Failure

Failure is one of Internet's first ever performances. The play was written for an evening based on the idea of failure, which is ironic since Diego didn't show up.

Written by Diego Chamy and Siân Robinson Davies.

Performed at Testing Grounds series at South Hill Park Arts Centre, Bracknell, UK.

February 26, 2011

Review by Corinne Felgate:

With its myriad of multi–function, pseudo spaces, South Hill Park, was the location for the first event in Testing Ground’s 2011 programme, conceived around the concept of Failure. [...] Sian Robinson Davies took the mic and rabbit-in-the-head lights style, declared that her collaborator Diego had not arrived and she didn’t know what to do. Appealing to the audience, she began to muse on the possibility that he had done so deliberately as he was prone to be “a bit dramatic sometimes”. Two minutes in and bam, half the audience are eating out of her hand, whilst the air was simultaneously tainted with latent hatred from the other half.

Luckily, (so the audience is led to believe) the performance had been previously scripted and an audience member duly volunteers to play the part of Diego, who turns out to be something of a comic genius, delivering the lines devoid of emotion of any kind.

At one point, Robinson Davies displays a knowing awareness of mounting audience tension, taking the mic to them to ask if they are finding the performance boring. This direct addressing of the audience along with her exaggerated passivity is a moment straight out of Michael Haneke’s Funny Games. The audience’s responses skirt the question of boredom, testifying to feelings of support and cynicism in equal measure. Robinson Davies then proceeds with an Oscar worthy depiction of a kind of Zen damsel in distress, neatly framed as one of those good people that bad things happen to. And in an almost criminal helping of cuteness, the resulting saccharine sheen pulls the wool over even the most hardened cynic’s eyes.

The audience duped, Robison and Chamy’s tightly sewn up, heavily scripted piece runs wild. The script is a performative essay, a true manifestation of Searle’s 1969 Speech Acts. Boredom is discussed to evoke Boredom. The words need to be performed, in order to have meaning. The head-spinning number of permutations of these meanings are played out and looped with a push and pull between the collaborators to make Becket proud.
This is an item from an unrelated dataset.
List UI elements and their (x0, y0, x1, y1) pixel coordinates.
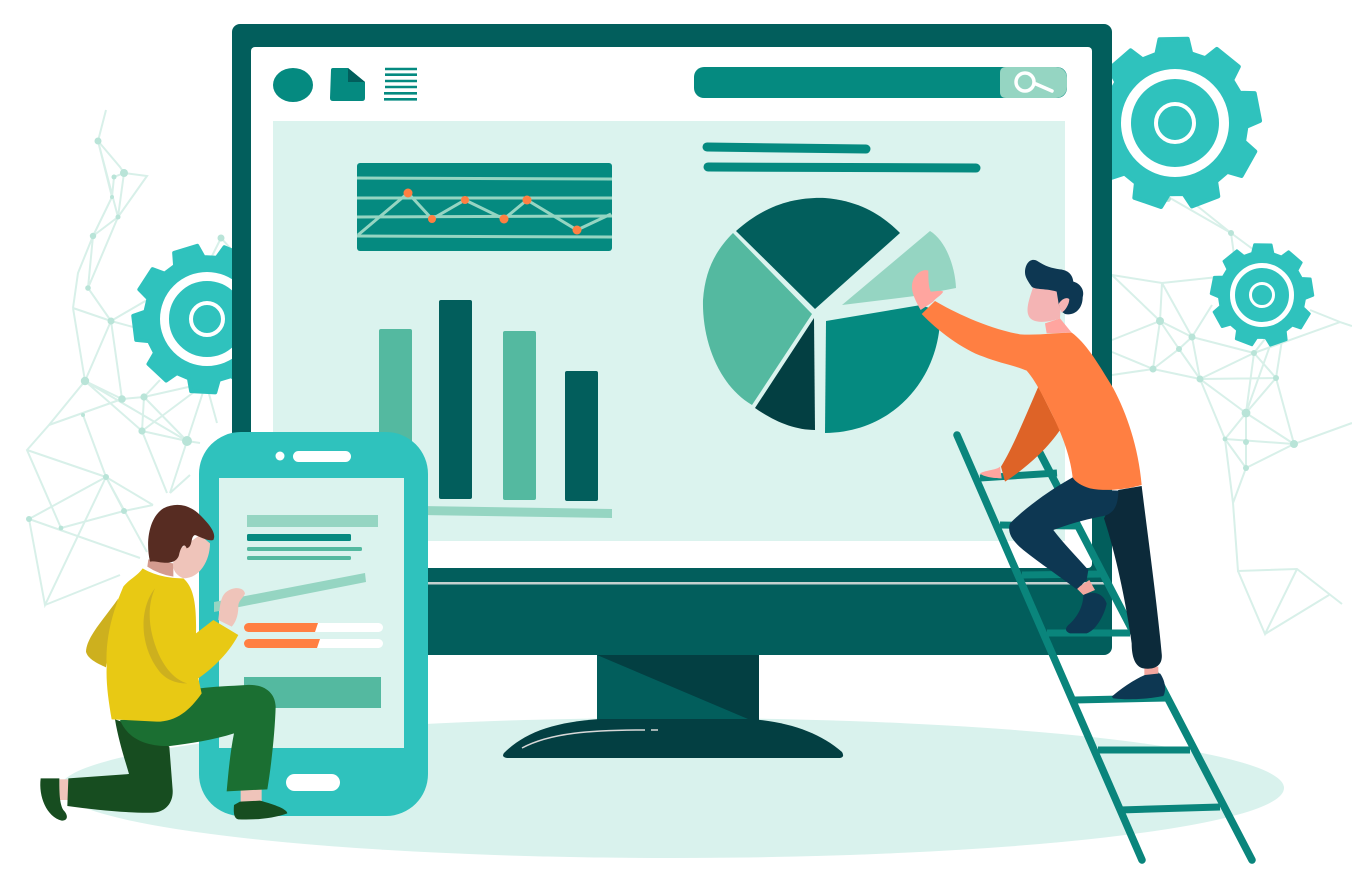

As Mac-clad twenty-something after Mac-clad twenty-something enters, proclaiming to be Diego, the penny drops that it’s all a lie. There is no delayed flight, no kind audience members who stepped in, and no being thrown in at the deep end; the failure is an utter fabrication from start to finish.

The product of their work together is in many ways a re-contextualisation of one of Andy Warhol’s deconstructions of 50’s Hollywood. Ultimately Chamy and Robinson Davies have created a deconstruction of contemporary live art, and just like Warhol, it induces anger, embarrassment and respect in equal measure, and mass-man does not thank them for it. They do things badly, very well indeed.

Chamy and Robinson Davies’ approach to failure evokes that of Soho’s late Dandy, Sebastian Horsley. A man who contrived to be a living personification of failure – the ultimate fuck up, who even failed at the stunt he is most remembered for – his own crucifixion. Just as Chamy and Robinson Davies eloquently demonstrate, playing the loser makes you a winner. To proclaim yourself a failure prevents others from doing so, and this is the essence of their performance.

With more doppelgangers than the poster for Being John Malkovich, a script that makes Waiting for Godot look like a chat in a lift, Failure is an essay that can only have been a performance. Robinson Davies’ Machiavellian delivery ensures that there are no failures here, only perfection. The audience inevitably ponders, “Isn’t this total shit?” and like Warhol, quizzed about the pornographic nature of his films, is told, “Yeah . . . . isn’t it great?”